Davinia Rodriguez è un’Amelia teatralmente trepidante e appassionata con un’estensione vocale capace di estendersi soddifacentemente verso i gravi ma non sempre gradevole e omogenea nel timbro. Convincente tuttavia la sua aria di presentazione “Come in quest’ora bruna” e la sua prestazione scenica nel successivo duetto con Gabriele Adorno. Quest’ultimo ha avuto la voce chiara e vigorosa di Leonardo Caimi, l’unico tenore circondato dai prevalenti timbri scuri, passionale e baldanzoso, vocalmente espressivo nel suo passaggio dall’ostilità espressa nella congiura del secondo atto all’agnizione della vera identità del doge. La complessità del fiero personaggio di Fiesco è vocalmente affidata alla voce profonda e incisiva del basso Giorgio Giuseppini netto nel fraseggio e potente nell’emissione vocale, fin dal prologo, toccante nel duetto finale con l’antagonista che vede finalmente la pacificazione tra i due “padri”.
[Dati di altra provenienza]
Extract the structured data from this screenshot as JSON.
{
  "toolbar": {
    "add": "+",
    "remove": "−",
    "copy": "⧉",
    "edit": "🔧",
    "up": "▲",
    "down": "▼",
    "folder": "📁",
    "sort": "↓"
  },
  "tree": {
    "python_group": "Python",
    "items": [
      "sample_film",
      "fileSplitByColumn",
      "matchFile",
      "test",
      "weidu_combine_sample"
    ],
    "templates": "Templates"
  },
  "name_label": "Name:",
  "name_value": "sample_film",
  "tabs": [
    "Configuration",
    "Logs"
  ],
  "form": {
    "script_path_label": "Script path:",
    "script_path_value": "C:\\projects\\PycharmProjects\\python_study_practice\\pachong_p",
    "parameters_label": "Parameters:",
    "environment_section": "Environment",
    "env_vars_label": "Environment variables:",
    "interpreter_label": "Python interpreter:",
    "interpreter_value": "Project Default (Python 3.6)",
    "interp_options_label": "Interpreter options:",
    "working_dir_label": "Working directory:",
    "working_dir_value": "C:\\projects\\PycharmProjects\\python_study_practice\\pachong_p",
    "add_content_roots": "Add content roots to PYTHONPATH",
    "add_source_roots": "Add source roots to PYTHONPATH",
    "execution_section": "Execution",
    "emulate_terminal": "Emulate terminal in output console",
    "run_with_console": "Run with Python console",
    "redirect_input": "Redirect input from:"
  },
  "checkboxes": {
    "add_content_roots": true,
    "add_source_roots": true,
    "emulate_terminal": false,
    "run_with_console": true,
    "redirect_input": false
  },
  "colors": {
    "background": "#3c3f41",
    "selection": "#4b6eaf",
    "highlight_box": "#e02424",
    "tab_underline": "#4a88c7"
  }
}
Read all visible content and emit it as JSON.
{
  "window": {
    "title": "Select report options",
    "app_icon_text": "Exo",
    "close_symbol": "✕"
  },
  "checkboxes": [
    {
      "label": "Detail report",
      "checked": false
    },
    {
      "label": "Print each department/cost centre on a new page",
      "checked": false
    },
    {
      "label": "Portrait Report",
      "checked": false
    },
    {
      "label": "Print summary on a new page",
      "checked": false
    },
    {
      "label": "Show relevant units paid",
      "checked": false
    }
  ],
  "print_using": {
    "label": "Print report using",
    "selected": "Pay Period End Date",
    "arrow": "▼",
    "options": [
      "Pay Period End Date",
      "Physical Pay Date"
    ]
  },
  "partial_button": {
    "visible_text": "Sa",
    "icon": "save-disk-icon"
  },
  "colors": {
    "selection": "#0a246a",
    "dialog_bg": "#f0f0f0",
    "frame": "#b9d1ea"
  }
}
A completare degnamente il cast, Gianvito Ribba (nel secondo cast) nel ruolo di Pietro, Antonello Ceron ( il Capitano dei balestrieri, Milena Josipovic (l’ancella di Amelia).
Un ruolo di primo piano svolge l’ottima orchestra diretta da Ranzani nel tradurre il flusso musicale che si dipana nel senso della continuità postwagneriana in una narrazione senza cesure, nello stabilire i rapporti di dialogo e di equilibrio con la scena, nell’evidenziazione dei singoli timbri strumentali in questa scrittura orchestrale fondamentali per le sottolineature delle atmosfere drammatiche ed emotive della vicenda oltre che delle motivazioni psicologiche dei personaggi, si pensi al ruolo dei clarinetti, o dei fiati in genere, oltre che delle varie sezioni degli archi, infine nel tradurre morbidamente quei ritmi composti che alludono in più momenti alla presenza protagonistica del mare e della natura che avvolge il tutto.
Caldi applausi hanno accolto l’impegnativa ed accurata realizzazione dello spettacolo.